Le armi, che tacciono a Gaza, sparano da ore a Jenin in Cisgiordania. È di almeno 12 morti e una quarantina di feriti il bilancio provvisorio della vasta operazione militare che le forze armate israeliane hanno lanciato contro la città, che ospita il più grande campo profughi della Cisgiordania. Il governatore Kamal Abu al-Rubm ha definito l’operazione “una vera e propria invasione” riferendo di “elicotteri Apache che sorvolano la città e veicoli militari israeliani ovunque”. Il primo ministro israeliano Benjamin Netanyahu ha spiegato che l’offensiva “Muro di ferro” mira a “sradicare il terrorismo” e costituisce “un altro passo per rafforzare la sicurezza in Giudea e Samaria” ma agli occhi di molti appare una concessione all’ultradestra per aver digerito, almeno per il momento, il cessate il fuoco a Gaza.
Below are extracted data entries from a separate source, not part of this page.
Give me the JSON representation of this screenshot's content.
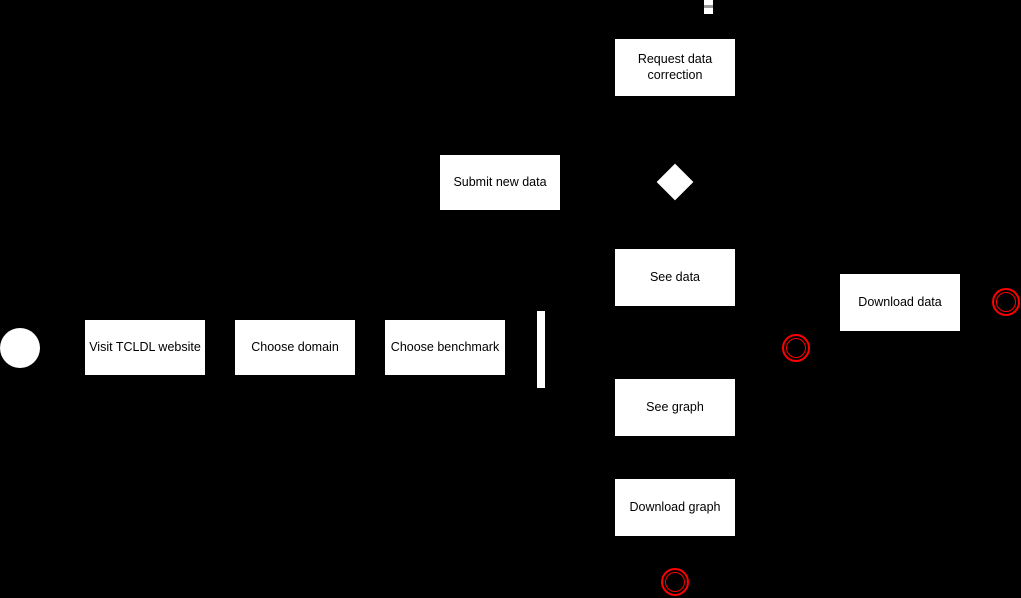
{
  "diagram": {
    "type": "uml-activity-diagram",
    "background_color": "#000000",
    "node_fill": "#ffffff",
    "node_text_color": "#000000",
    "final_node_color": "#ff0000",
    "nodes": {
      "initial": {
        "name": "initial-node"
      },
      "actions": [
        {
          "id": "visit-tcldl-website",
          "label": "Visit TCLDL website"
        },
        {
          "id": "choose-domain",
          "label": "Choose domain"
        },
        {
          "id": "choose-benchmark",
          "label": "Choose benchmark"
        },
        {
          "id": "submit-new-data",
          "label": "Submit new data"
        },
        {
          "id": "request-data-correction",
          "label": "Request data\ncorrection"
        },
        {
          "id": "see-data",
          "label": "See data"
        },
        {
          "id": "see-graph",
          "label": "See graph"
        },
        {
          "id": "download-graph",
          "label": "Download graph"
        },
        {
          "id": "download-data",
          "label": "Download data"
        }
      ],
      "fork": {
        "name": "fork-bar"
      },
      "decision": {
        "name": "decision-diamond"
      },
      "finals": [
        {
          "id": "final-center"
        },
        {
          "id": "final-right"
        },
        {
          "id": "final-bottom"
        }
      ],
      "fragment": {
        "name": "clipped-fragment-top"
      }
    }
  }
}
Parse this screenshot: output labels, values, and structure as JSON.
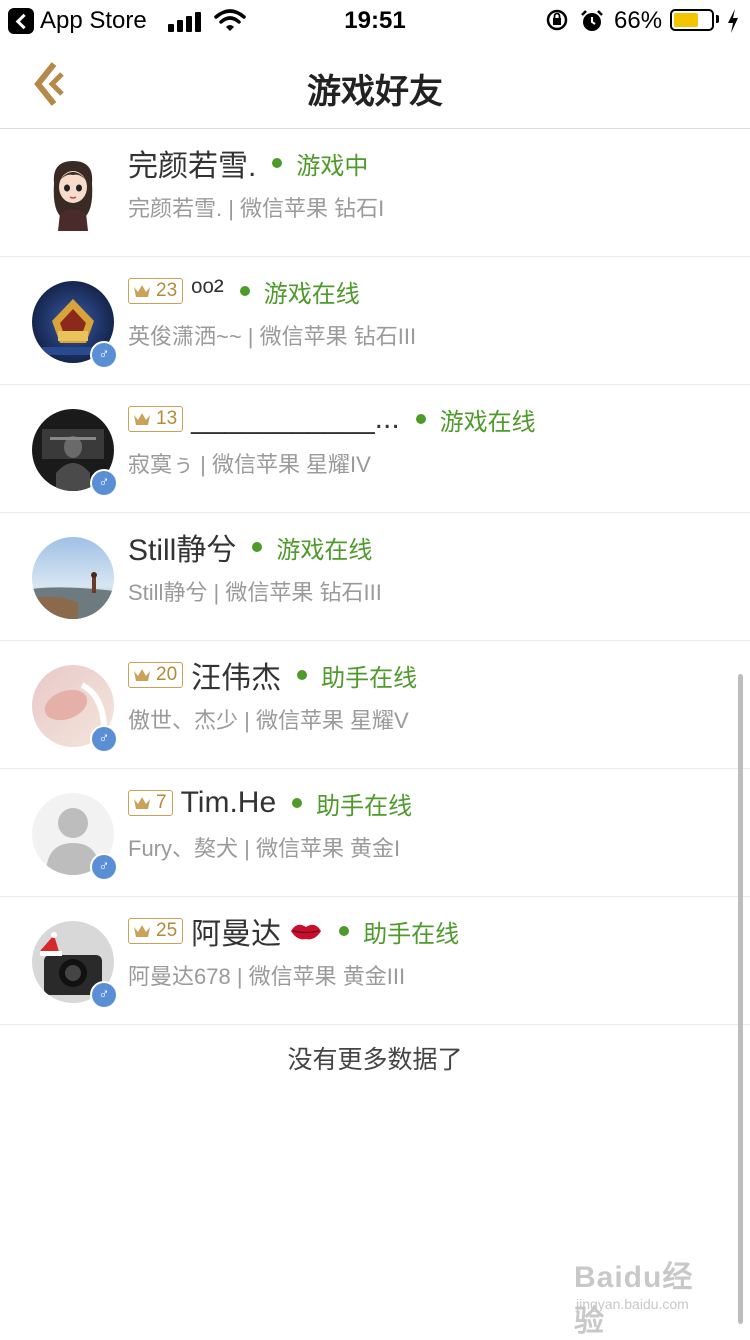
{
  "status_bar": {
    "back_app": "App Store",
    "time": "19:51",
    "battery_pct": "66%",
    "battery_level": 0.66
  },
  "nav": {
    "title": "游戏好友",
    "back_icon": "back-arrow-icon"
  },
  "friends": [
    {
      "level": "",
      "name": "完颜若雪.",
      "status": "游戏中",
      "detail": "完颜若雪. | 微信苹果 钻石I",
      "avatar": "cartoon-girl",
      "gender": ""
    },
    {
      "level": "23",
      "name": "ᵒᵒ²",
      "status": "游戏在线",
      "detail": "英俊潇洒~~ | 微信苹果 钻石III",
      "avatar": "game-emblem",
      "gender": "♂"
    },
    {
      "level": "13",
      "name": "___________...",
      "status": "游戏在线",
      "detail": "寂寞ぅ | 微信苹果 星耀IV",
      "avatar": "dark-portrait",
      "gender": "♂"
    },
    {
      "level": "",
      "name": "Still静兮",
      "status": "游戏在线",
      "detail": "Still静兮 | 微信苹果 钻石III",
      "avatar": "sky-landscape",
      "gender": ""
    },
    {
      "level": "20",
      "name": "汪伟杰",
      "status": "助手在线",
      "detail": "傲世、杰少 | 微信苹果 星耀V",
      "avatar": "pink-photo",
      "gender": "♂"
    },
    {
      "level": "7",
      "name": "Tim.He",
      "status": "助手在线",
      "detail": "Fury、獒犬 | 微信苹果 黄金I",
      "avatar": "default-person",
      "gender": "♂"
    },
    {
      "level": "25",
      "name": "阿曼达",
      "status": "助手在线",
      "detail": "阿曼达678 | 微信苹果 黄金III",
      "avatar": "camera-photo",
      "gender": "♂",
      "emoji": "kiss-lips-icon"
    }
  ],
  "footer": {
    "no_more": "没有更多数据了"
  },
  "watermark": {
    "main": "Baidu经验",
    "sub": "jingyan.baidu.com"
  },
  "colors": {
    "online_green": "#4e9a2b",
    "level_gold": "#b58a3a",
    "male_blue": "#5a8fd6",
    "battery": "#f5c400"
  }
}
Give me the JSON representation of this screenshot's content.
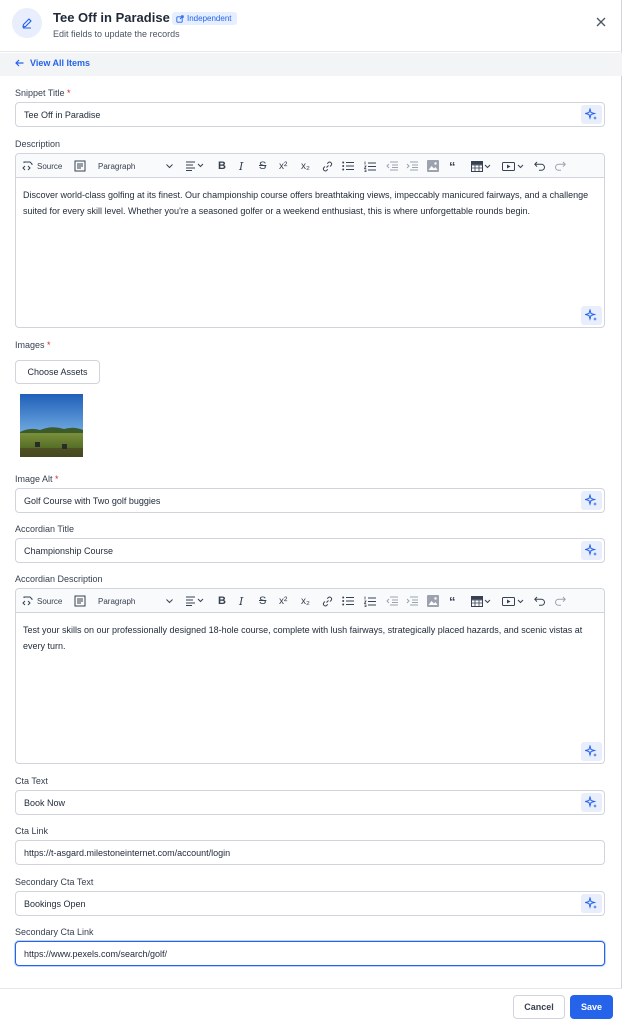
{
  "header": {
    "title": "Tee Off in Paradise",
    "badge": "Independent",
    "subtitle": "Edit fields to update the records",
    "icon": "pencil-icon",
    "close_icon": "close-icon"
  },
  "nav": {
    "back_label": "View All Items"
  },
  "fields": {
    "snippet_title": {
      "label": "Snippet Title",
      "required": "*",
      "value": "Tee Off in Paradise"
    },
    "description": {
      "label": "Description",
      "value": "Discover world-class golfing at its finest. Our championship course offers breathtaking views, impeccably manicured fairways, and a challenge suited for every skill level. Whether you're a seasoned golfer or a weekend enthusiast, this is where unforgettable rounds begin."
    },
    "images": {
      "label": "Images",
      "required": "*",
      "button": "Choose Assets"
    },
    "image_alt": {
      "label": "Image Alt",
      "required": "*",
      "value": "Golf Course with Two golf buggies"
    },
    "accordian_title": {
      "label": "Accordian Title",
      "value": "Championship Course"
    },
    "accordian_description": {
      "label": "Accordian Description",
      "value": "Test your skills on our professionally designed 18-hole course, complete with lush fairways, strategically placed hazards, and scenic vistas at every turn."
    },
    "cta_text": {
      "label": "Cta Text",
      "value": "Book Now"
    },
    "cta_link": {
      "label": "Cta Link",
      "value": "https://t-asgard.milestoneinternet.com/account/login"
    },
    "secondary_cta_text": {
      "label": "Secondary Cta Text",
      "value": "Bookings Open"
    },
    "secondary_cta_link": {
      "label": "Secondary Cta Link",
      "value": "https://www.pexels.com/search/golf/"
    }
  },
  "toolbar": {
    "source": "Source",
    "paragraph": "Paragraph",
    "superscript": "x²",
    "subscript": "x₂"
  },
  "footer": {
    "cancel": "Cancel",
    "save": "Save"
  },
  "colors": {
    "accent": "#2563eb",
    "required": "#dc2626",
    "ai_button_bg": "#e8eefb"
  }
}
Con l’entrata in vigore della tregua nell’enclave, infatti, il livello dello scontro a ovest del Giordano è destinato ad aumentare. Lunedì, coloni israeliani incappucciati hanno assaltato i villaggi palestinesi di Al-Funduk e Jinsafut, nel nord della Cisgiordania, provocando almeno 21 feriti. È in questo crescendo di violenze che il capo di stato maggiore israeliano Herzi Halevi ha annunciato le proprie dimissioni a partire dal 6 marzo 2025 “in virtù del riconoscimento della mia responsabilità per il fallimento dell’Idf il 7 ottobre e nel momento in cui l’esercito ha registrato risultati significativi ed eccezionali durante l’attuazione dell’accordo per il rilascio dei rapiti”. Poco dopo di lui si è dimesso anche il capo del comando meridionale dell’esercito israeliano, Yaron Finkelman. L’ex ministro Itamar Ben-Gvir, dimessosi dopo la firma dell’accordo con Hamas, ha elogiato la scelta e rilanciato: “Ora – ha detto – mi aspetto la nomina di un nuovo capo di stato maggiore forte e aggressivo, che ci porterà a sconfiggere Hamas”.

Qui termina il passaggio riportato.